City Hunter: Goodbye, My Sweetheart

February 6, 2006 on 3:24 pm | In City Hunter | Comments Off on City Hunter: Goodbye, My Sweetheart

Released commercially as City Hunter: The Motion Picture.

Yet another City Hunter TV special, this time to commemorate ten years of City Hunter animation. Like most other City Hunter specials, Goodbye, my Sweetheart is decidedly overblown, derivative and lacking a lot of what made the TV series so enjoyable.
Still, it offers some themes that were never explored in the series that would later become plot points of Angel Heart, and has decidedly high production values.

This was actually the first City Hunter property to be released on DVD in the US, as a litmus test for the series. It must have worked after a fashion, but Goodbye, My Sweetheart is one of the more illogical stories offered by the franchise.

Ryo and Kaori are hired by Emi, an upcoming actress who wants City Hunter’s assistance in finding her brother. Almost as soon as the job is accepted, it becomes clear that Emi is being targeted by someone – and that someone may just be Professor, the very man that Saeko has been tracking.
The Professor is out to erase all traces of his past and also to remove Shinjuku, “the most vulgar part of Japan” … with explosives.

The big “twist” of this story is that the Professor is, in fact, Emi’s older brother and that he is the one who has been sniping at her. The obviousness is further impacted by the fact that they share a family resemblance, which is later revealed as nonsensical because of the lack of biological links.
The character of the Professor is a veritable mish-mash, with his early (and then forgotten) decrying of vulgarity as an excuse to justify his schemes. Worse than this is the fact that his ultimate explosion plan was lifted right out of Speed, with a train in place of a bus.

When I say that City Hunter OVA are derivative, I mean it. Here you’ve got a meeting with the Professor in an abandoned amusement park. The Professor taunts Ryo atop a roller coaster track, and then he escapes by a helicopter. Oh, the helicopters. Helicopters have long held a part in the immortal romance of City Hunter, having been the centrepieces of several of the OPs. Just one helicopter isn’t enough for Goodbye, My Sweetheart, though: Miki and Umibozu steal another that was just lying around for the taking (at a military base …) so that they can fight the Professor on equal terms. For good measure, there’s at least four helicopter explosions over the course of this specials’ ninety minutes.

The best thing about the story (as it features easily the least emotionally satisfying City Hunter “estranged family members” plot ever) is the use of Kabuki-cho. Never before had City Hunter really capitalised on its location to show that everyone from the district had such a vested interest in each other. This is the obvious theme of the first arc of Angel Heart, and to see aspects that the anime has never revealed before makes the special just about worth it. All worthiness is of course thrown out the window when an updated version of “Get Wild” plays as the ED.
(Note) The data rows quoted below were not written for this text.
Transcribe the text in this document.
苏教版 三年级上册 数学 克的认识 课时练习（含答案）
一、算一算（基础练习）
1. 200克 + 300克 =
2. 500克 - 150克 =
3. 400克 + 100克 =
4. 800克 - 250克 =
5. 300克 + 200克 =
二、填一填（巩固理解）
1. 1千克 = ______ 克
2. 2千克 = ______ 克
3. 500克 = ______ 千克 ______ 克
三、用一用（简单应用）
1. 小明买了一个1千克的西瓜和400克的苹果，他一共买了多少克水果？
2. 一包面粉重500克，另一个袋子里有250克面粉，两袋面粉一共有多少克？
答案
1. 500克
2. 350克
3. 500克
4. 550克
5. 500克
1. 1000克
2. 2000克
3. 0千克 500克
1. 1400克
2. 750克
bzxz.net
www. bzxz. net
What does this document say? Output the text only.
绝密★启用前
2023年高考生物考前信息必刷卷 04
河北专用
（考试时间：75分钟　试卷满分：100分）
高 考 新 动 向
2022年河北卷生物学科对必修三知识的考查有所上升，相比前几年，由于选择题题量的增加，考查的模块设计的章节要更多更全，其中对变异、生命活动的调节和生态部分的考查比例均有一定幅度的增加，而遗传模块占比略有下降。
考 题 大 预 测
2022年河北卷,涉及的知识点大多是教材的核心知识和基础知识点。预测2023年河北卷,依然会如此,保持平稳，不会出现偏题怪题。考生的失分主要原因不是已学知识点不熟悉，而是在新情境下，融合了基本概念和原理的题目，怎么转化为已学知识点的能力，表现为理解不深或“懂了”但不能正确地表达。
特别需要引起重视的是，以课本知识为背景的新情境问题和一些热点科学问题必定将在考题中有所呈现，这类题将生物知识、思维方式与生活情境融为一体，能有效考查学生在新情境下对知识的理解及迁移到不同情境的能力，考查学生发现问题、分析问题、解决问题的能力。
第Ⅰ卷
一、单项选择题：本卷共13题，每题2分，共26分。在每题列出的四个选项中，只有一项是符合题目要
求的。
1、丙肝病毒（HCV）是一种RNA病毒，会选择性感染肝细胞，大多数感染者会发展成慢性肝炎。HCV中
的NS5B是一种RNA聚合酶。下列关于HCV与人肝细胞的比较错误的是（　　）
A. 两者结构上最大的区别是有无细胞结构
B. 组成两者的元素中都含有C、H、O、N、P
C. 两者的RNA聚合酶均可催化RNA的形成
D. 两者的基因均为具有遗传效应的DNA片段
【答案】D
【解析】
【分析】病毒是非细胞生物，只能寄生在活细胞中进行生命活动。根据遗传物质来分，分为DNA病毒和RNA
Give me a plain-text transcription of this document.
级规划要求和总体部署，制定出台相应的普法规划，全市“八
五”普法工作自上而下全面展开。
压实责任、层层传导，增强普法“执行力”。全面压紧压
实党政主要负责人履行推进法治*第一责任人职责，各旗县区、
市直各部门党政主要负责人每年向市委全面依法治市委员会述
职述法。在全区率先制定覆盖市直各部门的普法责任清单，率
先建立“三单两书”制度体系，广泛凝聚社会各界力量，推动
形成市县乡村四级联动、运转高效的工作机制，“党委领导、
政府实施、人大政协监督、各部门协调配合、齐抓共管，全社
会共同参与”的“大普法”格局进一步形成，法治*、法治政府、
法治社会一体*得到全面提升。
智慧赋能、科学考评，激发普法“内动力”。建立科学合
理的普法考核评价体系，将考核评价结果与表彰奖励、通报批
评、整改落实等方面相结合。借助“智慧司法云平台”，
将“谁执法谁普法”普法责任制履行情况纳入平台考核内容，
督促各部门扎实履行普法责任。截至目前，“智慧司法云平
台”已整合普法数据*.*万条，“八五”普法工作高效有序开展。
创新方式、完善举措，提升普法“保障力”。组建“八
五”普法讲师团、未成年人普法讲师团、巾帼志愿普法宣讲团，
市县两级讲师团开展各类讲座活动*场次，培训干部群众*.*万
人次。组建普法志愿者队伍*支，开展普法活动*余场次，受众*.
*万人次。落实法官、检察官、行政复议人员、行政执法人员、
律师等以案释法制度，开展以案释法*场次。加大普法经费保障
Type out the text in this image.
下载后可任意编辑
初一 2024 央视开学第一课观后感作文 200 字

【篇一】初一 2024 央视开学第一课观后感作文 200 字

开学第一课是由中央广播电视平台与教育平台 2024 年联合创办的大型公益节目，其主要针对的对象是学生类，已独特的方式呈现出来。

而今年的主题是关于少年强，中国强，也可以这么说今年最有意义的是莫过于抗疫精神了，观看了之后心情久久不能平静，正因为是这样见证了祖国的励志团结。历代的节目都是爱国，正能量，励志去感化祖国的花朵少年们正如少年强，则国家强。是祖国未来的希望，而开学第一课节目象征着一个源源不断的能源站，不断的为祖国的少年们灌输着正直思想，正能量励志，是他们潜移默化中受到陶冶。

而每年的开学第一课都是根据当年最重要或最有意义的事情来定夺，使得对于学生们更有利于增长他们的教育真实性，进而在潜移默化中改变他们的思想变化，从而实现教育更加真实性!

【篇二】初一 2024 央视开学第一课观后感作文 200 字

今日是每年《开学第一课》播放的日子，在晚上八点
I suppose the major problem with Goodbye, My Sweetheart is that it does very little to tap into the relationship of Ryo and Kaori, and fails to take advantage of any of the characterisation that makes the City Hunter property so rich. Ryo’s lechery isn’t particularly amusing in this part, and Kaori has become “the woman in black”. While the major players are definitely in place in this story, they don’t get anything important to do. The Professor and Emi take too high a precedence, and Goodbye, My Sweetheart comes off not feeling essential, special, or overly cool.

With Goodbye, My Sweetheart complete, the only City Hunter anime I have left is The Death of the Vicious Criminal Saeba Ryo, that legendary title of elusive renown. I finally tracked down a copy, and will get around to it when I can be bothered. I’m not the biggest fan of the City Hunter OVAs, and my limited research has said that ADV chose not to licence it for a reason, so we’ll have to see when that is.